MOYSHE BLEKHMAN (MOSES BLECHMAN) (1896-February 27, 1952)
He was born in a town near Brisk (Brześć)
in Lithuania to poor parents. He
attended the Brisk yeshiva, and at age thirteen he began writing Hebrew and
Yiddish poetry. In 1911 he emigrated to
the United States, and there he graduated from a middle school and high
school. He became a contributor to Der
yidisher kemfer (The Jewish fighter) in which he published essays and
poems. He was also a teacher in the
Workmen’s Circle schools. From 1926 to
1939, he was a regular contributor to Frayhayt (Freedom) and Morgn-frayhayt
(Morning freedom), and for a time he was also a member of the editorial board
of Hamer (Hammer) in New York, as well as a member of “Proletpen” (Proletarian
Pen Club) and the Communist Party. He
wrote current events essays, as well as popular science and literary critical
articles, stories, and longer works such as Vatertaun (Watertown)—the story of Jewish socialist
life in a typical American provincial city.

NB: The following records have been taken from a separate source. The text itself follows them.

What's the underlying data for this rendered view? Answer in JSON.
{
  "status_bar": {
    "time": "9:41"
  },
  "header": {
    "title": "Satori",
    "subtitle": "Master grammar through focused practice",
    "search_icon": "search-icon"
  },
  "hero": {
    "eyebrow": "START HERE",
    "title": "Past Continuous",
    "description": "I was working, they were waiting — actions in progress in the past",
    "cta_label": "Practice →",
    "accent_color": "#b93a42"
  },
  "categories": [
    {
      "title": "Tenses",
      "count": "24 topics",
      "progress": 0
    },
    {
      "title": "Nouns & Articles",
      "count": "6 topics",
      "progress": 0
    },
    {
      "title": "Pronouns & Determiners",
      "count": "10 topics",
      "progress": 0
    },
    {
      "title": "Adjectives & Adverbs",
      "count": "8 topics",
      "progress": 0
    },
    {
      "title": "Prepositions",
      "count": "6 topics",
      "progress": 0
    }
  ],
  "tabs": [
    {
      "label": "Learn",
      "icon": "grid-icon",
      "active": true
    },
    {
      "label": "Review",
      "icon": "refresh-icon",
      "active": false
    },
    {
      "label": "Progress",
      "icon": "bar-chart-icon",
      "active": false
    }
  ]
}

Following the Stalin-Hitler pact, he left the Morgn-frayhayt—together with Melekh Epshteyn, Moyshe Nadir, Louis Heyman, Froym
Shvartsman, and L. Faynberg—and together they published the journal Hofenung (Hope). Later he became a
member of the National Jewish Workers Alliance, and also contributed to Forverts (Forward) in New York and just before his death to the Chicago edition
of Forverts.
Among his books: Vatertaun,
noveles un dertseylungen (Watertown,
novellas and short stories) (New York, 1937), 254 pp. He also translated Shelley’s Prometeus, der goyel (Prometheus, the redeemer [original: Prometheus Unbound], with an introductory essay entitled “Sheli,
der zinger fun geule” (Shelley, the singer of liberation) and Naftali Kravets’s
appreciation of the late author (Chicago, 1953), 166 pp. He also compiled and edited (as well as wrote
a critical introduction to) Yoysef Grinshpan’s Lider un poemen (Songs and
poems) (*New York, 1937), 199 pp., and to Arn Mayzil’s Geklibene dertseylungen (Selected stories) (Chicago, 1939), 312 pp.
Sources: M. Olgin, in Hamer (New York) (March-April 1931); A. Pomenrants, Proletpen (Kiev, 1935), p. 199; L. Khanukov, in Hamer (November 1938); “Moyshe
blekhman geshtorbn” (Moyshe Blekhman deceased), Kultur un dertseylung (New
York) (March 1952); B. Grobard, in Tsukunft (New York) (April 1955).